Very good advises from PPs. I agree that you need to start walks off lead asap. I was scared to let my pup off lead (and we have been to socialization and training classes before lockdown) as recall wasn't good enough.

I started letting him off lead near football fields (adjacent field, where dogs are allowed off leash) and would leave lead dragging (so if he would ran off I could step on it). I would recall him when he would move to about 16-17 feet distance away from me. A lot of praise and happy voice and treats. If it wouldn't work, but he would look at me, I would run in the opposite direction waving my arms and making happy noises (I'm sure whomever watched me thought I was nuts blush ). This took me two weeks.

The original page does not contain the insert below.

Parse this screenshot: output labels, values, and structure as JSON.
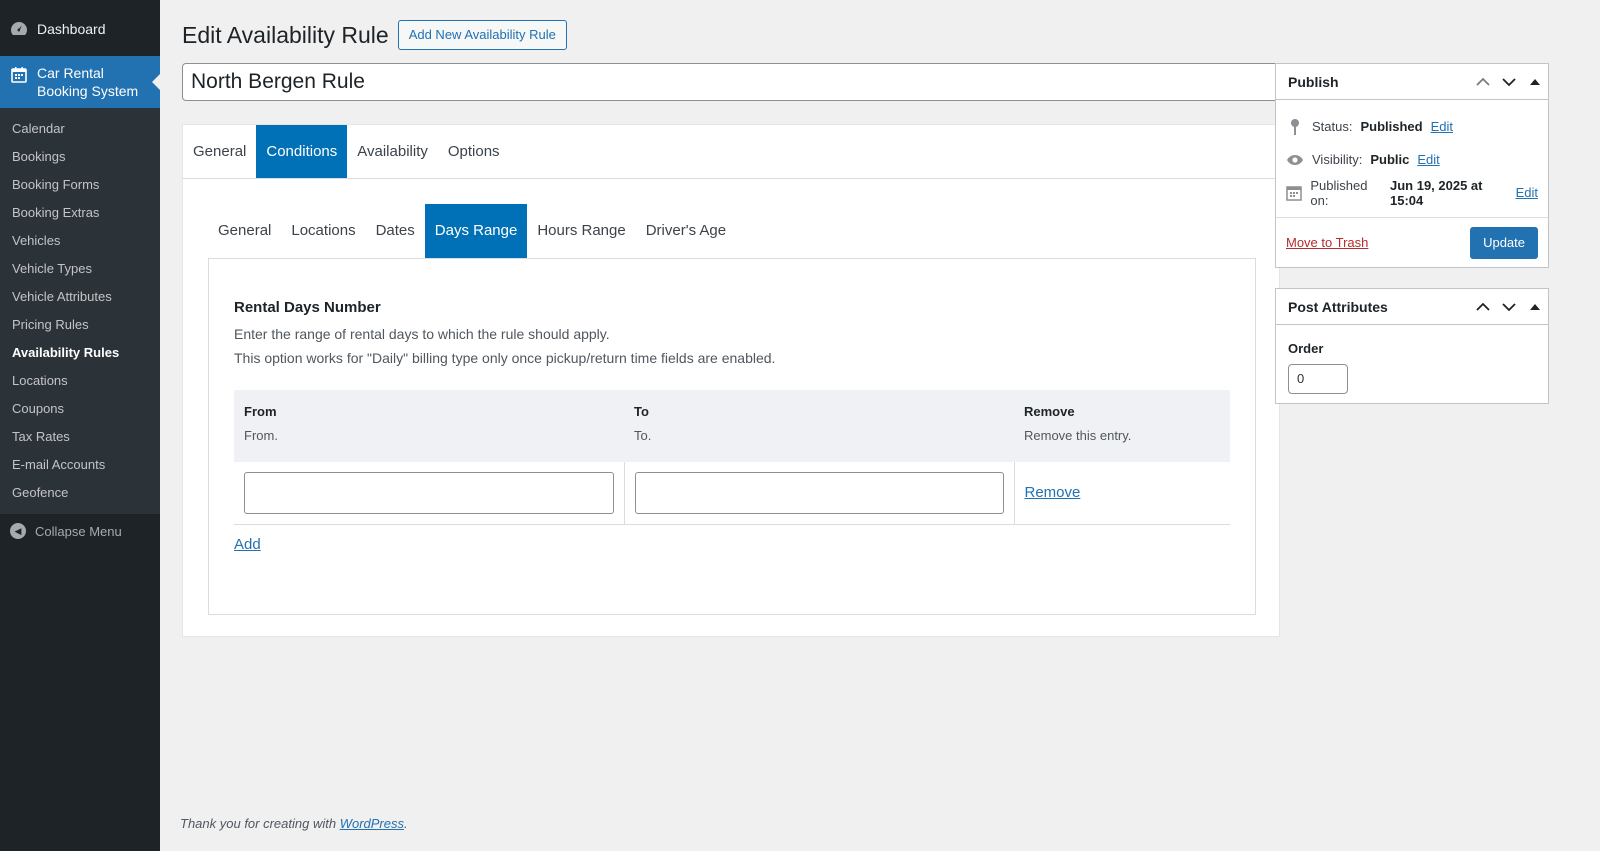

When I was confident enough I would remove the lead and he wouldn't go far. I then started throwing his ball (before that we did this only in small garden) further and further away! Sometimes he would get distracted, but then I would shout his name and run away - he always prefers to chase me grin

It is also worth teaching the pup ''drop it'' and ''leave it'' commands. ''Drop it'' is for when they try to eat something they shouldn't (my pup had a weird short period of time when he went for poop confused ). ''Leave it'' is to stop the pup going after other dogs, people, getting into bushes (out of sight), etc.

''Drop it'' is very easy to teach if your pup already fetches a ball and brings it to you. When you give a reward to a pup for bringing the ball just say ''drop it' each time. If she doesn't, put the most smelly treat to nose and say drop it (to get the treat she will drop the ball).

''Leave it'' is more complicated and it is difficult to describe, but on Youtube you can find a lot of training videos.

Arm yourself with patience and treats!! Good luck!

vanillandhoney Fri 05-Jun-20 09:51:27

Four walks is honestly a bit much for a young dog - especially a lab, you need to protect her joints. At seven months she should be getting about 35-40 minutes twice a day if you're walking her on the lead - no more than that really.

But with regards to the recall, you need to get it sorted sooner rather tan later. Pop her on a long line and practise - in the house, in the garden and then in a secure field or something before practising outside in the "real world". Lots and lots of high-value treats and tons of praise when he comes back. I would also recommend a whistle because they can't sense your frustration that way grin

Good luck! I know it's scary - I have a beagle and they're notorious for just disappearing but we got him off lead from four months and he's been fine.